The Drive-By Truckers, English Oceans
For the first time, Mike Cooley and Patterson Hood split the songwriting credits evenly, and it shows. The bandmates write differently. Cooley's bigger presence pushes the record into fresh territory. At times it feels like they are challenging each other, with the songwriting stakes rising with each track. They start with some of their standard Southern rockers then branch out. Halfway through the album we reach Natural Light, which could pass for an Exile on Main Street outtake. Album closer Grand Canyon might be the Georgia band's greatest epic yet.
Best Tom Waits Cover(s)
"The Donkey Kong Variations"
Some call it heresy. I couldn't stop listening to this full-album reimagining of Tom Waits' Mule Variations made solely with 8-bit devices. Each songs becomes the theme to a video-game level, with a tiny, digital Tom Waits roaming the simple landscape, leaping adversaries and collecting treasures (seriously, try it). The bleeps and buzzes somehow retain the poignancy of Hold On and House Where Nobody Lives. Get Behind the Mule is still ominous.
Best Classical
Bloch Piano Quintets No. 1 and 2
This wasn't a find, it was a revelation. Nancy and I saw Vanderbilt's Blair String Quartet perform the first quintet in March as the first half of the quartet's final performance with its first violinist for the past four decades.

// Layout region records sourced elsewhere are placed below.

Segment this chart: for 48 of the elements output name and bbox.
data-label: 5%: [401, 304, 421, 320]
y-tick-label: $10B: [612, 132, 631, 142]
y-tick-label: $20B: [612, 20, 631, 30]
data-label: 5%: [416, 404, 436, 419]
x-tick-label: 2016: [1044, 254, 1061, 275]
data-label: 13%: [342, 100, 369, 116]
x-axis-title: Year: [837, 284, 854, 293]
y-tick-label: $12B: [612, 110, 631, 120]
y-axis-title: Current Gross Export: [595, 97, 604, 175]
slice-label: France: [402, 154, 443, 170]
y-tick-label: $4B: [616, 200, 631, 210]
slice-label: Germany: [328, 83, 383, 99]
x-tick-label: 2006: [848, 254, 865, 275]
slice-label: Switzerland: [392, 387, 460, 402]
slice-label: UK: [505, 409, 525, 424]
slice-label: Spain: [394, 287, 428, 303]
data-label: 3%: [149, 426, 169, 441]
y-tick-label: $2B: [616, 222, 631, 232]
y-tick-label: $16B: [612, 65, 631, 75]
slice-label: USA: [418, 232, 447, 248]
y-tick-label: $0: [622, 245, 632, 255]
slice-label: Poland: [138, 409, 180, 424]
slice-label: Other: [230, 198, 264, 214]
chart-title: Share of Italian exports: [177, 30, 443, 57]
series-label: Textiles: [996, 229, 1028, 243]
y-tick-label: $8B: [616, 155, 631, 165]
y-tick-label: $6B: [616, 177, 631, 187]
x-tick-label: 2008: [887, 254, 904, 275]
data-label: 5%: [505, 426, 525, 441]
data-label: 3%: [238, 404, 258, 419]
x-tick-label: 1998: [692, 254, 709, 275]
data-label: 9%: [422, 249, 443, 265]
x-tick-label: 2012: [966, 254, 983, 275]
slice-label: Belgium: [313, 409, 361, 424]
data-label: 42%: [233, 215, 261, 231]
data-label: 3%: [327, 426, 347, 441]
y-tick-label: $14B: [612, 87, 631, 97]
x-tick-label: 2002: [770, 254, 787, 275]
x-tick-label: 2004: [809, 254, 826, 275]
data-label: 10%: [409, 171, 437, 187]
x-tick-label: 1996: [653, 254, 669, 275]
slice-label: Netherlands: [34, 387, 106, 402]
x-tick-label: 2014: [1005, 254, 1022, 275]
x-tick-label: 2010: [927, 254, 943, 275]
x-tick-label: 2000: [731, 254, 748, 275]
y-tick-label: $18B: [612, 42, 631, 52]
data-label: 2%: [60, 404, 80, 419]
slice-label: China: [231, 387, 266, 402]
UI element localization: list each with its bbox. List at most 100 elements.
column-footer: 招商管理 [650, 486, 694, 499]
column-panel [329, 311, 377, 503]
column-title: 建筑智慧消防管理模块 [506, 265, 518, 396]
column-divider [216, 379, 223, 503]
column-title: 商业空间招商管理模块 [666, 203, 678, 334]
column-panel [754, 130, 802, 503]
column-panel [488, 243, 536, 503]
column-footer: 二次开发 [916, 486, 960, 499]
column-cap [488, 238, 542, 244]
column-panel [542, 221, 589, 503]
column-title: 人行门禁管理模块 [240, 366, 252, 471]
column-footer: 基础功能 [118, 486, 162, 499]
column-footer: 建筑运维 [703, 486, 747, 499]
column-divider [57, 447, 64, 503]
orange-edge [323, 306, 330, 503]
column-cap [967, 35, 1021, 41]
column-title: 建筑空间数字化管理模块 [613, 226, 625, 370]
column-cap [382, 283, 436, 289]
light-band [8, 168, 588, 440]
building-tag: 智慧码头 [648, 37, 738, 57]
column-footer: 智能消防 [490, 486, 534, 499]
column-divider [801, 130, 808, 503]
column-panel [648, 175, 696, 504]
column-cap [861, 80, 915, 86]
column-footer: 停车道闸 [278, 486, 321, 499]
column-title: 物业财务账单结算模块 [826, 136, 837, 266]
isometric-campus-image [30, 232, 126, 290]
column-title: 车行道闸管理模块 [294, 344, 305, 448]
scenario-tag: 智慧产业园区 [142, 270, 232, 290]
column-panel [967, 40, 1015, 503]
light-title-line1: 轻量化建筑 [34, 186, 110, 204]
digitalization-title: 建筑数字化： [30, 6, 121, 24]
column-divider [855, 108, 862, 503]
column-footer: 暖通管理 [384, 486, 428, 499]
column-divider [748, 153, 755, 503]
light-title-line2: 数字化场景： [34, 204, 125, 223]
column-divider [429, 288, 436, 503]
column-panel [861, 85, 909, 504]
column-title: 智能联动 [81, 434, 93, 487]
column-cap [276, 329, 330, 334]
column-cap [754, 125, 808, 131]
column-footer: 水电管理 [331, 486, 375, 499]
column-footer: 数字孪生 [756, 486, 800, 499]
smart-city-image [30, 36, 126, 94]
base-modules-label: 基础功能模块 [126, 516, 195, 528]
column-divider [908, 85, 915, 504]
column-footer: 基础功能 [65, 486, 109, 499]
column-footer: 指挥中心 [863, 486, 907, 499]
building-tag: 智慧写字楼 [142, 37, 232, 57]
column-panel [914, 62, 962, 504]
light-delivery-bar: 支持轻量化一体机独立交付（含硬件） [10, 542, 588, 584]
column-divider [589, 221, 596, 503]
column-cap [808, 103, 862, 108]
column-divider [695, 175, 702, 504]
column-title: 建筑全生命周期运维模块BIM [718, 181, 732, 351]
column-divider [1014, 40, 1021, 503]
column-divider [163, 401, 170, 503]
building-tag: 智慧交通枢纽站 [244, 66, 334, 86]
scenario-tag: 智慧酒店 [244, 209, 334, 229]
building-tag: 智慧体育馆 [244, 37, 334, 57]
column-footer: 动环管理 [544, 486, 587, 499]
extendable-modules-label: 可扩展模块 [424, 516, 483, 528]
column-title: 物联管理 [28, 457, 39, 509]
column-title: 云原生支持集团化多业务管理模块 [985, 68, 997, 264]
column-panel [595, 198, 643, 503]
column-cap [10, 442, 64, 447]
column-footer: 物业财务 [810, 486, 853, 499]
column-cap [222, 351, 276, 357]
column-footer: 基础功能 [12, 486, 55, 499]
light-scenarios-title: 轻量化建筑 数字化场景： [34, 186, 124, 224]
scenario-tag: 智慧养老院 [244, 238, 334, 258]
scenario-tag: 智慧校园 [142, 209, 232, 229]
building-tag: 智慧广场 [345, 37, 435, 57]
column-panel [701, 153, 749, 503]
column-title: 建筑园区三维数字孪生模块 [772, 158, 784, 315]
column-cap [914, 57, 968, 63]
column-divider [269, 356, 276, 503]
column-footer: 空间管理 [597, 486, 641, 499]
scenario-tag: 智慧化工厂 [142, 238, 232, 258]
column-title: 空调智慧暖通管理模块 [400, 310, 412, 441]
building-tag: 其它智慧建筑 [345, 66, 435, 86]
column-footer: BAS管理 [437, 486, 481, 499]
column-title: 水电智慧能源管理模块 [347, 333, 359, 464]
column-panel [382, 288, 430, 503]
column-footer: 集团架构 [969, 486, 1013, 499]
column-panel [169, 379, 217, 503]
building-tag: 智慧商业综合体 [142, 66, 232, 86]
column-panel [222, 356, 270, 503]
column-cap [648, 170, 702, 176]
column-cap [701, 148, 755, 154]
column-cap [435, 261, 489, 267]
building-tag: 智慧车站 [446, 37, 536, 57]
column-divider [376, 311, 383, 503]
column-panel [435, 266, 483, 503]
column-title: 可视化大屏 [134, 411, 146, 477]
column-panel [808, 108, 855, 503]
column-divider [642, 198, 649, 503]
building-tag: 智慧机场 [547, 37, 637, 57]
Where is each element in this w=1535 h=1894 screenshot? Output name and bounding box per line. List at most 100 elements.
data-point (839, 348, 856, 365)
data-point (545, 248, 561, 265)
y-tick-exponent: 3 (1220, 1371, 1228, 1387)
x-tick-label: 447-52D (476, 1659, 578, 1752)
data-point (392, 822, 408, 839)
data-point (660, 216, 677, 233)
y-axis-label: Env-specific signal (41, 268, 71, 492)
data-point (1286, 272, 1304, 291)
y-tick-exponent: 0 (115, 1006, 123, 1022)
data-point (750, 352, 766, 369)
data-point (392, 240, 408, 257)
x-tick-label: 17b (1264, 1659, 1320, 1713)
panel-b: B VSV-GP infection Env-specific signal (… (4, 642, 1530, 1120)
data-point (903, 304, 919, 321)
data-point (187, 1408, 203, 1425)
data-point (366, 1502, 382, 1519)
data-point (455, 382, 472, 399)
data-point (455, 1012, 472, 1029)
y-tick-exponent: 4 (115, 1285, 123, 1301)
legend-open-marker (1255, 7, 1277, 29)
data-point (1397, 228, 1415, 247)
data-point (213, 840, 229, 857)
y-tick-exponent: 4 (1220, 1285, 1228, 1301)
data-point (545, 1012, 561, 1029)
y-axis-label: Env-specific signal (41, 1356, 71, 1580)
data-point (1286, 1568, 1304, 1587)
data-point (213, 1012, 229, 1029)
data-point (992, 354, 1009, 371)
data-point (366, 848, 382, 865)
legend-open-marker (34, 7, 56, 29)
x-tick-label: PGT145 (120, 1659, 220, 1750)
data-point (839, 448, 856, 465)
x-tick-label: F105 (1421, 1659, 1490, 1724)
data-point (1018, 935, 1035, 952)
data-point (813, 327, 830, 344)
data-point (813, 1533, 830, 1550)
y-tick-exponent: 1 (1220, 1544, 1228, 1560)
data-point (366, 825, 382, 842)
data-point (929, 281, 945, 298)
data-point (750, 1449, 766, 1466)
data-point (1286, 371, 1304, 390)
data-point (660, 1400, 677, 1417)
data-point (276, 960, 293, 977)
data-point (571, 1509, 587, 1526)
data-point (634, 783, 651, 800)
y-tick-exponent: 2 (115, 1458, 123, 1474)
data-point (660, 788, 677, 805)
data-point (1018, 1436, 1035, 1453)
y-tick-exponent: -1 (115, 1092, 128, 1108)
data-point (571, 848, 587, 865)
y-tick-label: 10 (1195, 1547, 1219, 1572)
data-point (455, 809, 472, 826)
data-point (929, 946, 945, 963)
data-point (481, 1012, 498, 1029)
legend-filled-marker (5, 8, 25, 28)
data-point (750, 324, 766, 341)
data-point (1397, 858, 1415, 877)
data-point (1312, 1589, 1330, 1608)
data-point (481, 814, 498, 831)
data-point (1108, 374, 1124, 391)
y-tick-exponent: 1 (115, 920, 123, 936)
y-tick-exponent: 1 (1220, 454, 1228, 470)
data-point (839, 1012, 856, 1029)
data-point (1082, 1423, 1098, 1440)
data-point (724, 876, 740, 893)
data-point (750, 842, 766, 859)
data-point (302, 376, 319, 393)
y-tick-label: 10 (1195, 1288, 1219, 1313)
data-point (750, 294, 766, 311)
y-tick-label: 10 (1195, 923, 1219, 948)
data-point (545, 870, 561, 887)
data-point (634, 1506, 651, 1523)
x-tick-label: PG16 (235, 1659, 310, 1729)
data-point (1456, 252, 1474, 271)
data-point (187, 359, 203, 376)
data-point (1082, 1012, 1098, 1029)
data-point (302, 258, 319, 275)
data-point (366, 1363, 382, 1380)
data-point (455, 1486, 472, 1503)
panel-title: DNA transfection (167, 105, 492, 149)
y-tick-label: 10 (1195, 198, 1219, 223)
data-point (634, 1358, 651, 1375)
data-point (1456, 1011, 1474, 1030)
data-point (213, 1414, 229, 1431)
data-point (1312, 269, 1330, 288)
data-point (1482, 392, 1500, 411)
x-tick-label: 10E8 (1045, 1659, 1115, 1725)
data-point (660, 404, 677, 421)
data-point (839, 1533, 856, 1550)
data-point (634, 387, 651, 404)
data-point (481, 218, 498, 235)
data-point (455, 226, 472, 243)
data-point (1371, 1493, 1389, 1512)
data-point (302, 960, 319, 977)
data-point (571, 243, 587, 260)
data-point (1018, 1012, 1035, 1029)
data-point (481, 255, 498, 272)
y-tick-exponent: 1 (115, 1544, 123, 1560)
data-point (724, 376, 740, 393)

Once you've heard Quintet No. 1, this brooding, cinematic piece won't soon fade from memory. Quintet No. 2 comes off a little lighter, but only slightly. Live we got to hear it performed by one of the country's best string quartets with an assist from a former student now teaching at Yale. The Portland String Quartet skillfully performs both on a recent recording I bought soon after.
Best Crate Find(s)
Bob Dylan, Blood on the Tracks
This might seem a cop-out, but one of the greatest musical crimes in the late 20th were the awful transfers of many records to CDs. Bob Dylan's catalogue was treated as badly as the Beatles. In my years of crate-digging, I've waited patiently for a nice copy of Blood on the Tracks. Few records need to be experienced as vinyl as much as this Dylan masterpiece. The warmth is apparent from the first notes. Instruments that go unheard on the CD and digital versions pop from the speakers. The emotion and fragility of the record has never felt as prominent.
The crates were kind this year with nice copies of important collection omissions appearing regularly. I found numbers from Sandy Denny (Sandy), REM (Reckoning, Life's Rich Pageant), the Doors (Waiting for the Sun, Morrison Hotel), Cream (Disraeli Gears).
As for reissues, if they destroyed every CD copy and we were only left with 180-gram vinyl of Johnny Cash's American Recordings, it would be a better world. On the record, you hear his fingers slide from chord to chord, and can almost hear the cushions on Rick Rubin's couch back in 1994.